Et puis un jour, elle en eut assez. Elle enferma les lettres dans un tiroir et abandonna les livres sur les étagères de la bibliothèque familiale. Et pour la première fois depuis près d’un mois, elle se rendit dans son atelier. « Je suis sûr que quand tu franchiras cette porte, tout te reviendra et ton talent ne pourra qu’exploser. » Ce conseil-là, elle ne l’avait jamais suivi. Il était temps d’y retourner. Les couleurs des étoffes lui parurent plus belles que jamais, lorsqu’elle ouvrit enfin ses lourds rideaux émeraude, pour laisser entrer la lumière du jour. Personne ne pouvait lui enlever ce rêve-là. Et elle se remit au travail.

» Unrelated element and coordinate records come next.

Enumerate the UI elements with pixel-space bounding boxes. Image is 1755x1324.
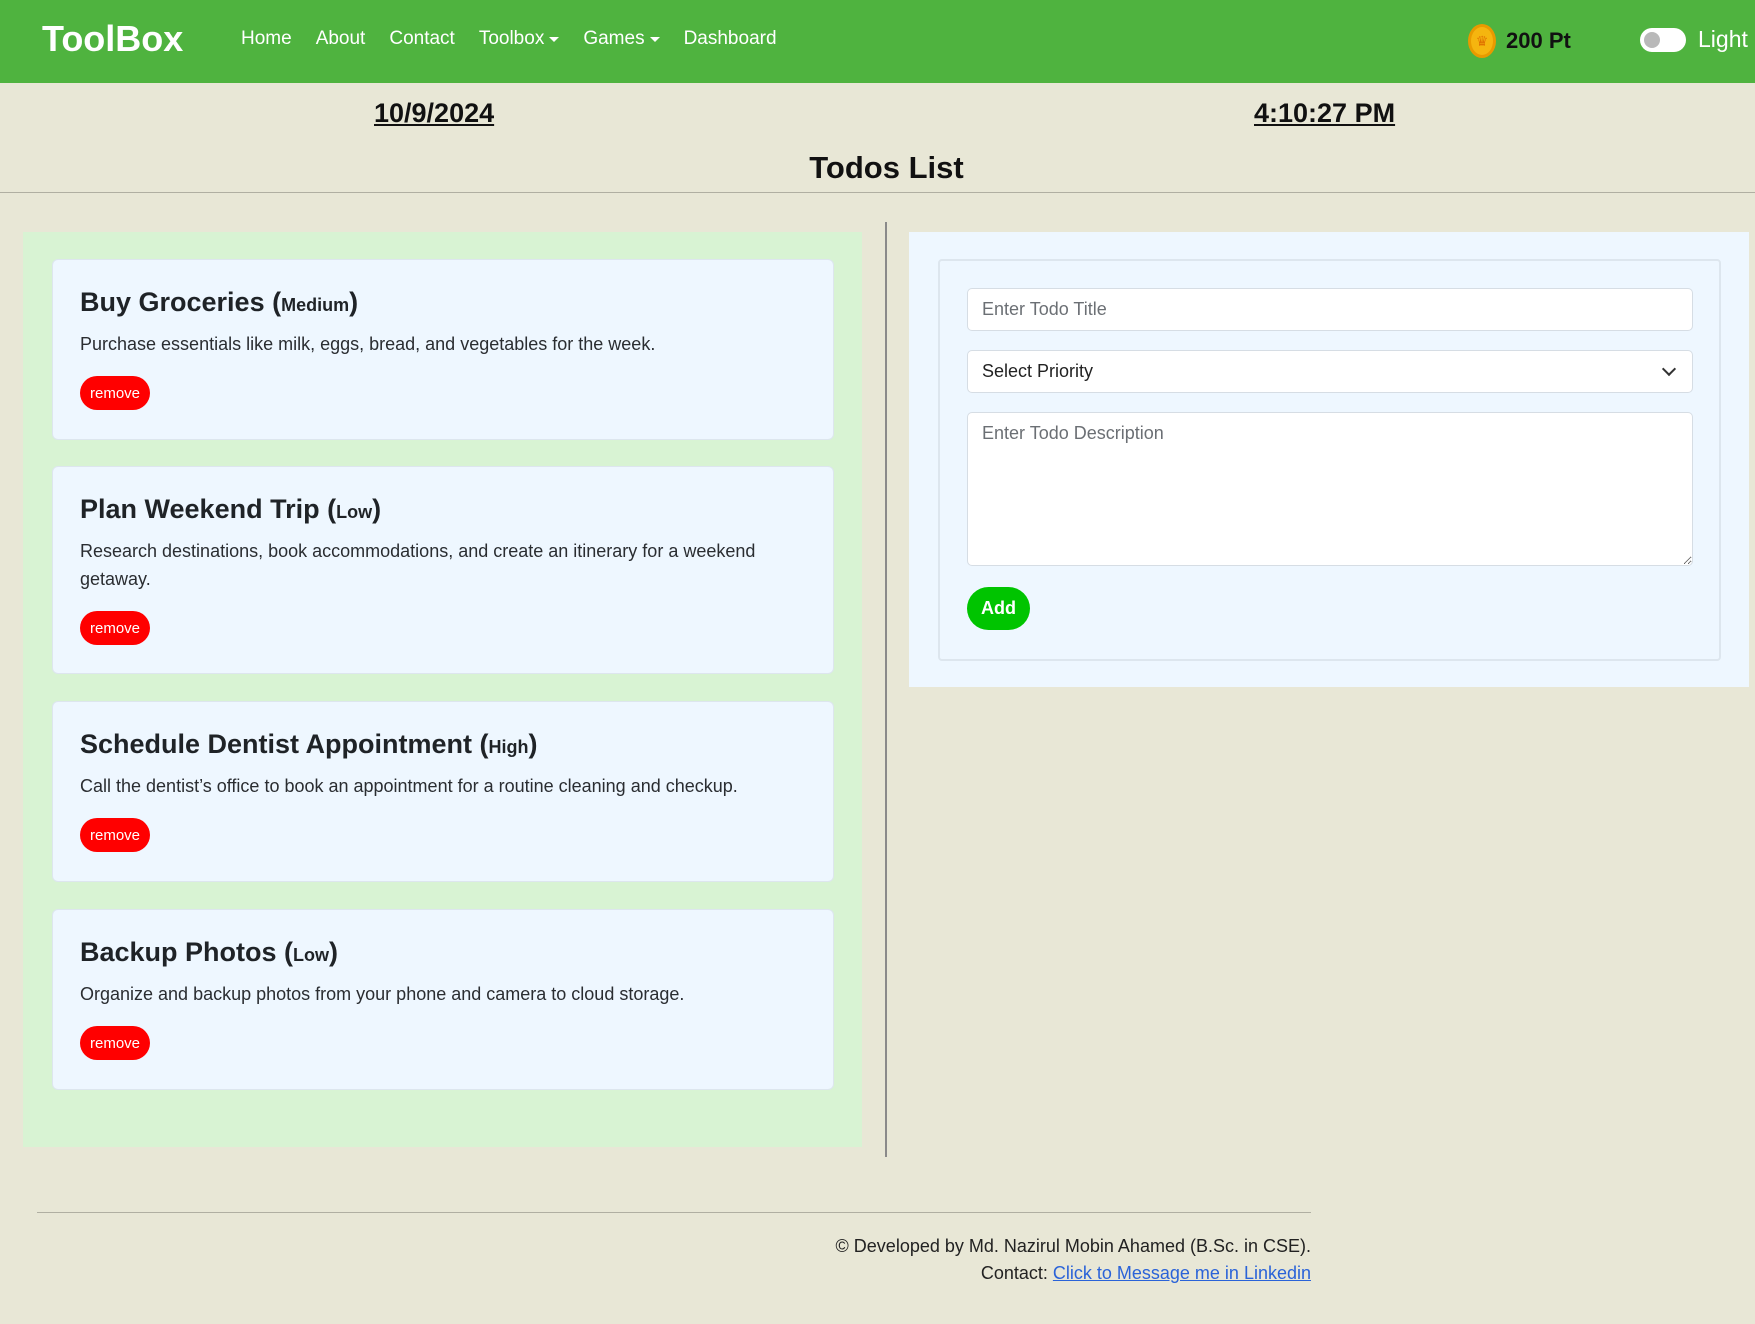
nav-link-dashboard[interactable]: Dashboard bbox=[684, 28, 777, 50]
todo-description: Research destinations, book accommodatio… bbox=[80, 541, 756, 589]
footer-contact: Contact: Click to Message me in Linkedin bbox=[0, 1263, 1311, 1284]
priority-select-value: Select Priority bbox=[982, 361, 1094, 381]
caret-down-icon bbox=[549, 36, 560, 42]
todo-list-panel: Buy Groceries (Medium) Purchase essentia… bbox=[23, 232, 862, 1147]
add-todo-panel: Select Priority Add bbox=[909, 232, 1749, 687]
nav-link-label: Toolbox bbox=[478, 28, 545, 49]
todo-priority: Low bbox=[336, 502, 373, 522]
brand-logo[interactable]: ToolBox bbox=[42, 18, 183, 60]
footer-divider bbox=[37, 1212, 1311, 1213]
nav-link-label: Home bbox=[241, 28, 292, 49]
current-time: 4:10:27 PM bbox=[1254, 98, 1396, 128]
priority-select[interactable]: Select Priority bbox=[967, 350, 1693, 393]
page-title: Todos List bbox=[809, 150, 964, 185]
remove-button[interactable]: remove bbox=[80, 611, 151, 645]
todo-description: Call the dentist’s office to book an app… bbox=[80, 776, 738, 796]
footer-credit: © Developed by Md. Nazirul Mobin Ahamed … bbox=[835, 1236, 1311, 1256]
nav-link-home[interactable]: Home bbox=[241, 28, 292, 50]
todo-title-text: Buy Groceries bbox=[80, 287, 265, 317]
todo-description: Purchase essentials like milk, eggs, bre… bbox=[80, 334, 656, 354]
add-button[interactable]: Add bbox=[967, 587, 1030, 630]
todo-card: Buy Groceries (Medium) Purchase essentia… bbox=[52, 259, 834, 440]
todo-priority: Medium bbox=[281, 295, 350, 315]
todo-title-text: Backup Photos bbox=[80, 937, 277, 967]
header-divider bbox=[0, 192, 1755, 193]
todo-title-text: Schedule Dentist Appointment bbox=[80, 729, 473, 759]
todo-description: Organize and backup photos from your pho… bbox=[80, 984, 685, 1004]
footer-contact-label: Contact: bbox=[980, 1263, 1053, 1283]
chevron-down-icon bbox=[1661, 361, 1677, 377]
points-value: 200 Pt bbox=[1506, 28, 1571, 53]
remove-button[interactable]: remove bbox=[80, 818, 151, 852]
todo-title-input[interactable] bbox=[967, 288, 1693, 331]
todo-title-text: Plan Weekend Trip bbox=[80, 494, 320, 524]
nav-link-label: Contact bbox=[389, 28, 455, 49]
todo-title: Schedule Dentist Appointment (High) bbox=[80, 729, 538, 759]
todo-card: Schedule Dentist Appointment (High) Call… bbox=[52, 701, 834, 882]
coin-icon: ♛ bbox=[1468, 24, 1496, 58]
switch-knob bbox=[1644, 31, 1660, 48]
nav-links: Home About Contact Toolbox Games Dashboa… bbox=[241, 28, 801, 50]
points-display: ♛ 200 Pt bbox=[1468, 24, 1571, 58]
nav-link-label: Games bbox=[583, 28, 645, 49]
column-divider bbox=[885, 222, 887, 1157]
todo-card: Backup Photos (Low) Organize and backup … bbox=[52, 909, 834, 1090]
todo-title: Backup Photos (Low) bbox=[80, 937, 339, 967]
nav-link-contact[interactable]: Contact bbox=[389, 28, 454, 50]
todo-card: Plan Weekend Trip (Low) Research destina… bbox=[52, 466, 834, 674]
todo-title: Plan Weekend Trip (Low) bbox=[80, 494, 382, 524]
nav-link-about[interactable]: About bbox=[316, 28, 366, 50]
theme-switch[interactable] bbox=[1640, 27, 1686, 52]
nav-link-label: Dashboard bbox=[683, 28, 777, 49]
theme-label: Light bbox=[1698, 26, 1748, 52]
linkedin-link[interactable]: Click to Message me in Linkedin bbox=[1053, 1263, 1311, 1283]
nav-dropdown-games[interactable]: Games bbox=[583, 28, 660, 50]
add-todo-form: Select Priority Add bbox=[938, 259, 1721, 661]
caret-down-icon bbox=[649, 36, 660, 42]
todo-description-input[interactable] bbox=[967, 412, 1693, 566]
remove-button[interactable]: remove bbox=[80, 1026, 151, 1060]
todo-priority: Low bbox=[293, 945, 330, 965]
todo-title: Buy Groceries (Medium) bbox=[80, 287, 359, 317]
todo-priority: High bbox=[488, 737, 529, 757]
nav-link-label: About bbox=[315, 28, 366, 49]
remove-button[interactable]: remove bbox=[80, 376, 151, 410]
nav-dropdown-toolbox[interactable]: Toolbox bbox=[479, 28, 560, 50]
theme-toggle: Light bbox=[1640, 26, 1748, 53]
current-date: 10/9/2024 bbox=[374, 98, 495, 128]
navbar: ToolBox Home About Contact Toolbox Games… bbox=[0, 0, 1755, 83]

Les lectures avaient eu du bon. Plus inspirée que jamais, elle dessina une collection qu’elle baptisa « Ames soeurs ». Sans aller jusqu’au costume de théâtre, elle réalisa des tenues masculines et féminines en l’honneur des couples mythiques de la littérature. Il ne s’agissait pas de représentations fidèles, mais d’interprétations. Quand enfin, elle termina cette collection, elle envoya un texto à Cyrielle et à Lili :
« Bonjour les filles. J’ai besoin de faire de nouvelles photos pour mon book. Je serais honorée que vous acceptiez de porter ma nouvelle collection. Demain soir à 20h, serait-ce possible ? »
Les réponses enthousiastes et positives lui parvinrent immédiatement. Amélia esquissa un sourire. L’heure avait sonné.